Was daran, daß ich die Kinder zu Streichen anstachelte, machte mich zu einem guten Leibwächter für Kinder?

Vorgeschichte: F2463. Alexander Hermann von Wartensleben: Ob der junge Katte noch in der Pubertät war, konnte ich nicht sagen, aber er war in der Diplomatie geschickt und sehr unkonventionell

Autor: Hans Hermann von Katte erzählt:
Die erste Dienstanweisung nach meiner Rückkehr war, daß ich Prinz Friedrich und die Kinder von Staatsgästen auf einem Ausflug bewachen und dabei drei andere Wachen befehligen sollte. Warum ich dafür eingeteilt war, war mir unklar und ich fragte mich, wie ich zu der Ehre kam. Lag es daran, daß ich dem Prinzen so regelmäßig die Waffe aus der Hand schlug, wenn ich mit ihm kämpfen trainierte, daran, daß der König sich schon am Tag meiner Rückkehr eine neue Ohrfeige eingefangen hatte, daran daß ich meine Bekanntschaft mit der Echse damit begonnen hatte, daß ich ihre Papiere kontrolliert hatte oder woran sonst? Ich fragte mich ehrlich, was an den Dingen, mit denen ich mich bisher so hervorgetan hatte, mich ausgerechnet zu einem politisch so heiklen Posten befähigte. Zumindest normale Eltern reagieren ziemlich ärgerlich, wenn man ihren Kindern etwas zuleide tut, so weit mir bekannt ist und ich konnte mir wirklich nicht erklären, wie man von dem allen darauf kommen konnte, mich für einen guten Wächter für Kinder zu halten.

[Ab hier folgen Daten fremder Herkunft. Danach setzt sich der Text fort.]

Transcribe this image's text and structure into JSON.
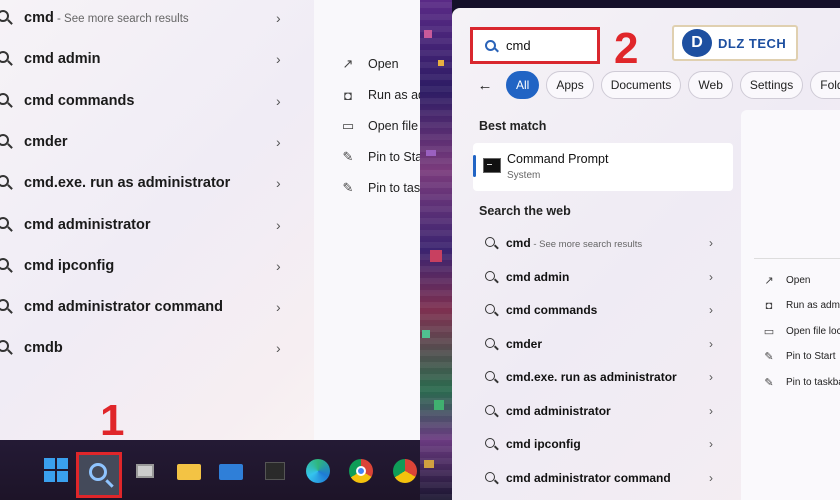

Ich war für die Bewachung der Kinder verantwortlich und Prinz Friedrich freute sich darüber. Ich fragte, wo es denn hingehen sollte und war froh, daß sie sich ein eher ländliches Ziel ausgesucht hatten, bei dem man sich keine Sorgen machen mußte, daß wir zu wenige Wachen sein könnten. Wahrscheinlich hatte der Prinz den Ausflug so angemeldet, daß das von vorneherein klar gewesen war, aber ich erfuhr es erst beim Aufbruch und war erleichtert.

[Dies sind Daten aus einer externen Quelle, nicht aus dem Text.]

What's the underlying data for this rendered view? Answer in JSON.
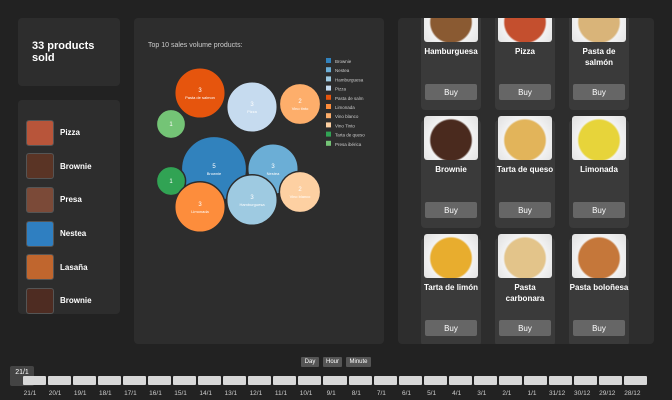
{
  "summary": {
    "count_text": "33 products sold"
  },
  "sold_list": [
    {
      "label": "Pizza",
      "icon": "pizza-icon",
      "color": "#b8553a"
    },
    {
      "label": "Brownie",
      "icon": "brownie-icon",
      "color": "#5a3425"
    },
    {
      "label": "Presa",
      "icon": "steak-icon",
      "color": "#7b4a38"
    },
    {
      "label": "Nestea",
      "icon": "drink-can-icon",
      "color": "#2f7fc1"
    },
    {
      "label": "Lasaña",
      "icon": "lasagna-icon",
      "color": "#c0662e"
    },
    {
      "label": "Brownie",
      "icon": "brownie-icon",
      "color": "#4e2c22"
    }
  ],
  "chart_data": {
    "type": "bubble",
    "title": "Top 10 sales volume products:",
    "bubbles": [
      {
        "label": "Pasta de salmon",
        "value": 3,
        "color": "#e6550d"
      },
      {
        "label": "Pizza",
        "value": 3,
        "color": "#c6dbef"
      },
      {
        "label": "Vino tinto",
        "value": 2,
        "color": "#fdae6b"
      },
      {
        "label": "Tarta de queso",
        "value": 1,
        "color": "#74c476"
      },
      {
        "label": "Brownie",
        "value": 5,
        "color": "#3182bd"
      },
      {
        "label": "Nestea",
        "value": 3,
        "color": "#6baed6"
      },
      {
        "label": "Presa ibérica",
        "value": 1,
        "color": "#31a354"
      },
      {
        "label": "Limonada",
        "value": 3,
        "color": "#fd8d3c"
      },
      {
        "label": "Hamburguesa",
        "value": 3,
        "color": "#9ecae1"
      },
      {
        "label": "Vino blanco",
        "value": 2,
        "color": "#fdd0a2"
      }
    ],
    "legend": [
      {
        "label": "Brownie",
        "color": "#3182bd"
      },
      {
        "label": "Nestea",
        "color": "#6baed6"
      },
      {
        "label": "Hamburguesa",
        "color": "#9ecae1"
      },
      {
        "label": "Pizza",
        "color": "#c6dbef"
      },
      {
        "label": "Pasta de salm",
        "color": "#e6550d"
      },
      {
        "label": "Limonada",
        "color": "#fd8d3c"
      },
      {
        "label": "Vino blanco",
        "color": "#fdae6b"
      },
      {
        "label": "Vino Tinto",
        "color": "#fdd0a2"
      },
      {
        "label": "Tarta de queso",
        "color": "#31a354"
      },
      {
        "label": "Presa ibérica",
        "color": "#74c476"
      }
    ],
    "legend_position": "right"
  },
  "products": [
    {
      "name": "Hamburguesa",
      "buy": "Buy",
      "icon": "burger-icon",
      "color": "#8a5a32"
    },
    {
      "name": "Pizza",
      "buy": "Buy",
      "icon": "pizza-icon",
      "color": "#c44f2e"
    },
    {
      "name": "Pasta de salmón",
      "buy": "Buy",
      "icon": "pasta-icon",
      "color": "#d9b479"
    },
    {
      "name": "Brownie",
      "buy": "Buy",
      "icon": "brownie-icon",
      "color": "#4a2a1e"
    },
    {
      "name": "Tarta de queso",
      "buy": "Buy",
      "icon": "cheesecake-icon",
      "color": "#e2b45a"
    },
    {
      "name": "Limonada",
      "buy": "Buy",
      "icon": "lemonade-icon",
      "color": "#e7d43a"
    },
    {
      "name": "Tarta de limón",
      "buy": "Buy",
      "icon": "lemon-tart-icon",
      "color": "#e8ad2e"
    },
    {
      "name": "Pasta carbonara",
      "buy": "Buy",
      "icon": "pasta-icon",
      "color": "#e3c48a"
    },
    {
      "name": "Pasta boloñesa",
      "buy": "Buy",
      "icon": "pasta-icon",
      "color": "#c5773a"
    }
  ],
  "timeline": {
    "granularity": [
      "Day",
      "Hour",
      "Minute"
    ],
    "current": "21/1",
    "ticks": [
      "21/1",
      "20/1",
      "19/1",
      "18/1",
      "17/1",
      "16/1",
      "15/1",
      "14/1",
      "13/1",
      "12/1",
      "11/1",
      "10/1",
      "9/1",
      "8/1",
      "7/1",
      "6/1",
      "5/1",
      "4/1",
      "3/1",
      "2/1",
      "1/1",
      "31/12",
      "30/12",
      "29/12",
      "28/12"
    ]
  }
}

Es war natürlich ein bißchen problematisch, daß wir einerseits den Kindern insofern gehorchen sollten, daß sie durchaus entscheiden durften, wo es hingeht und auch ihre Meinung unterwegs ändern durften, aber wenn ihnen was passiert, bekommt die Wache Ärger. Ehrlich gesagt war ich zwar bereit, mich höflich zu verhalten und vernünftige Befehle zu befolgen, aber wenn die Kinder etwas Unvernünftiges taten oder ungezogen waren, erklärte ich ihnen noch, warum das nicht so geht, aber habe es ihnen schlicht verboten und den Befehl durchgesetzt. Ich verbot ihnen durch einen Fluß zu schwimmen, den meine Familie in demselben Alter für zu gefährlich für ein Kind erachtet hätte, verbot ihnen, mit Steinen nach Bettlern zu werfen und machte Vorschläge, die sicherlich Erwachsene Kindern normalerweise nicht machen, weil sie albern und lustig sind, die aber niemandem schaden und niemanden ernsthaft beleidigen oder erniedrigen.

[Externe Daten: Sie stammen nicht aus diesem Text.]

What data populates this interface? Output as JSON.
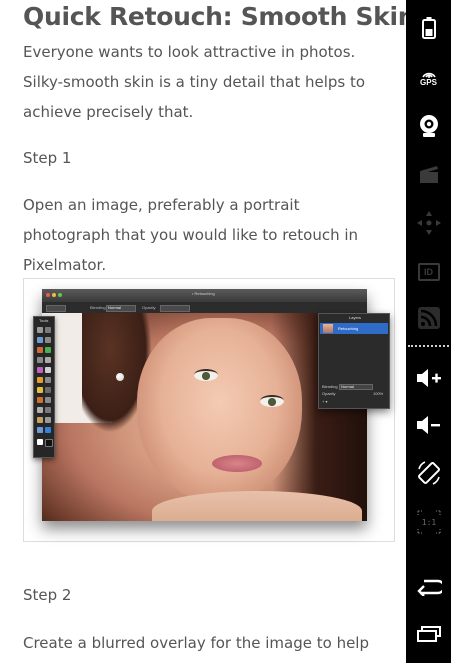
{
  "article": {
    "title": "Quick Retouch: Smooth Skin",
    "intro": "Everyone wants to look attractive in photos. Silky-smooth skin is a tiny detail that helps to achieve precisely that.",
    "step1_heading": "Step 1",
    "step1_text": "Open an image, preferably a portrait photograph that you would like to retouch in Pixelmator.",
    "step2_heading": "Step 2",
    "step2_text": "Create a blurred overlay for the image to help"
  },
  "figure": {
    "window_title": "• Retouching",
    "option_blending_label": "Blending",
    "option_blending_value": "Normal",
    "option_opacity_label": "Opacity",
    "tools_title": "Tools",
    "layers_title": "Layers",
    "layer_name": "Retouching",
    "layers_blending_label": "Blending",
    "layers_blending_value": "Normal",
    "layers_opacity_label": "Opacity",
    "layers_opacity_value": "100%"
  },
  "navbar": {
    "gps_label": "GPS",
    "id_label": "ID",
    "ratio_label": "1:1",
    "icons": [
      "battery-icon",
      "gps-icon",
      "webcam-icon",
      "clapperboard-icon",
      "dpad-icon",
      "id-icon",
      "rss-icon",
      "volume-up-icon",
      "volume-down-icon",
      "rotate-screen-icon",
      "aspect-ratio-icon",
      "back-icon",
      "recent-apps-icon"
    ]
  },
  "colors": {
    "text": "#555555",
    "navbar_bg": "#000000",
    "nav_icon_active": "#ffffff",
    "nav_icon_dim": "#3a3a3a"
  }
}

Jedenfalls wurde ich danach zu einem der königlichen Elternteile zitiert und von diesen gefragt, warum die Kinder nicht über diesen Ausflug reden wollten. Ich war erschrocken über diese Frage. Das war ja wirklich ein aufmerksamer Vater, wie es Friedrichs Vater nie gewesen wäre! Ich überlegte überlegte, wie ich mich da am klügsten rausrede.
"Ich habe ihnen eine Lektion über Streiche erteilt." antwortete ich.
"Welche Art Lektion?" fragte der Vater.
"Nun, es ist ja so, daß Kinder denken, daß ihre Eltern bestimmt immer so ernsthaft waren und nie einen Streich gespielt haben. Wenn man erwachsen wird, weiß man, daß man nicht nur selbst als Kind Streiche gespielt hat, sondern daß man als Erwachsener heimlich immer noch über diese Streiche lacht, auch wenn man das nicht so einfach zugeben kann, weil man die Kinder ja auch noch erziehen muß. Ich bin da in einer etwas anderen Situation, da ich offiziell ja nicht als Erzieher mitgegangen bin, daher brauchte ich Streiche nicht zu verbieten, konnte aber erklären, warum manche Streiche ein moralisches Problem sind und welche es nicht sind. Ich habe ihnen daher, als sie etwas tun wollten, wo sich jemand hätte ernsthaft hätte verletzen können, eine durchaus sehr lustige aber ungefährliche Alternative vorgeschlagen, die auch das Opfer des Streichs noch lustig finden konnte." erklärte ich.
Nachdem er mir versprochen hatte, das nicht den königlichen Kindern weiterzuerzählen, erzählte ich ihm auch noch den Streich, über den er herzlich lachte.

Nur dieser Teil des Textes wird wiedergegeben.